Instituteurs et professeurs du Lycée français de Barcelone (LFB) se mettent en grève ce mardi 19 mars pour interpeller élus et parents d’élèves sur les conséquences de la réforme des établissements français de l’étranger.
Après le lycée français de Madrid le 8 mars dernier, c’est au tour du plus grand établissement français de Barcelone de sortir les piquets de grève. Dans la ligne de mire des enseignants : la réforme de l’Agence pour l’enseignement français à l’étranger (AEFE). En 2017, l’AEFE avait déjà subi une coupe budgétaire de 33 millions d’euros, provoquant la suppression de plus de 500 postes de professeurs résidents à travers le monde.

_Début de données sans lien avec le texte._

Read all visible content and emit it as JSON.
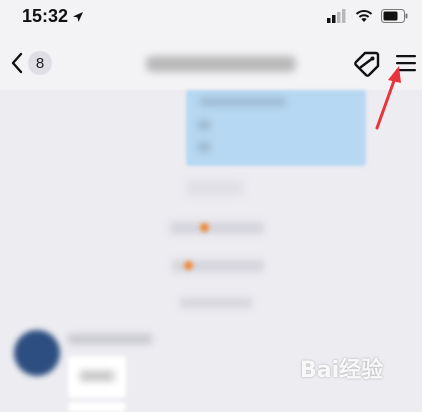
{
  "status_bar": {
    "time": "15:32"
  },
  "nav": {
    "back_count": "8"
  },
  "colors": {
    "annotation_arrow": "#e8353b",
    "message_bubble": "#b7d8f2",
    "background": "#ececf1"
  },
  "icons": [
    "location-arrow-icon",
    "signal-icon",
    "wifi-icon",
    "battery-icon",
    "chevron-left-icon",
    "tag-icon",
    "menu-icon"
  ],
  "watermark": "Bai经验"
}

La députée des Français d’Espagne et de la péninsule ibérique Samantha Cazebonne (LREM) a été mandatée par le gouvernement pour étudier de nouvelles solutions afin de préserver l’avenir du réseau AEFE. L’ancienne directrice du Lycée français de Palma de Majorque a remis son rapport le mois dernier et préconise une série de mesures « indispensables si l’on ne veut pas voir ce modèle décliner ».
La recommandation du statut unique pour les enseignants, celui de détaché direct, est l’une des mesures qui inquiètent le plus professeurs et instituteurs. Selon les syndicats, si ce statut est appliqué, les enseignants titulaires de l’Education nationale perdront leurs droits à la retraite française, subiront une baisse de revenus et seront soumis à une certaine précarité malgré leur situation de fonctionnaire, tandis que leurs salaires seront complètement pris en charge par les établissements (actuellement entre 40 et 60% de la rémunération est assurée par l’AEFE).
Un établissement prestigieux
A Barcelone, le Lycée français, qui compte aujourd’hui 201 enseignants et près de 3000 élèves. est une véritable institution, aussi bien pour les expatriés que pour les locaux. Nombre des élites catalanes sont passées jadis par ses salles de classes et ses couloirs. Pour Emmanuelle Gauthier, enseignante au LFB, la situation est désormais préoccupante pour les professeurs mais aussi pour les familles. « Les frais de scolarité vont mécaniquement augmenter et la qualité de l’enseignement sera également impactée puisque les établissements auront moins de candidatures d’enseignants formés par l’Education nationale » explique-t-elle. Des perspectives peu engageantes pour les parents d’élèves qui déboursent déjà entre 5000 et 6000 euros par an et par enfant, en échange d’un enseignement dit d’excellence.
Les syndicats, français comme espagnols, représentés au LFB ont donc appelé à un débrayage commun mardi 19 mars. « Ce nouveau désengagement de l’Etat français nous mène vers la privatisation de l’établissement et affaiblit les liens qui nous lient au système français. Le LFB ne délivrera plus une « éducation à la française » mais une « éducation en français » qui pourra être particulièrement dommageable alors que la sélection post-bac issue de Parcoursup se fait de plus en plus dure » précise le communiqué.
A Madrid, des familles ont rejoint le mouvement et émis un communiqué commun avec les enseignants pour réclamer l’arrêt des suppressions de postes et de l’augmentation des frais de scolarité. A Barcelone, une rencontre est prévue mardi à 14h avec l’Association des Parents d’Élèves (APE) du LFB. Contactée par Equinox, Samantha Cazebonne n’a pas souhaité réagir à ce nouveau mouvement de grève, considérant que toutes les réponses à ces inquiétudes se trouvent dans son rapport de 330 pages et ses 147 recommandations.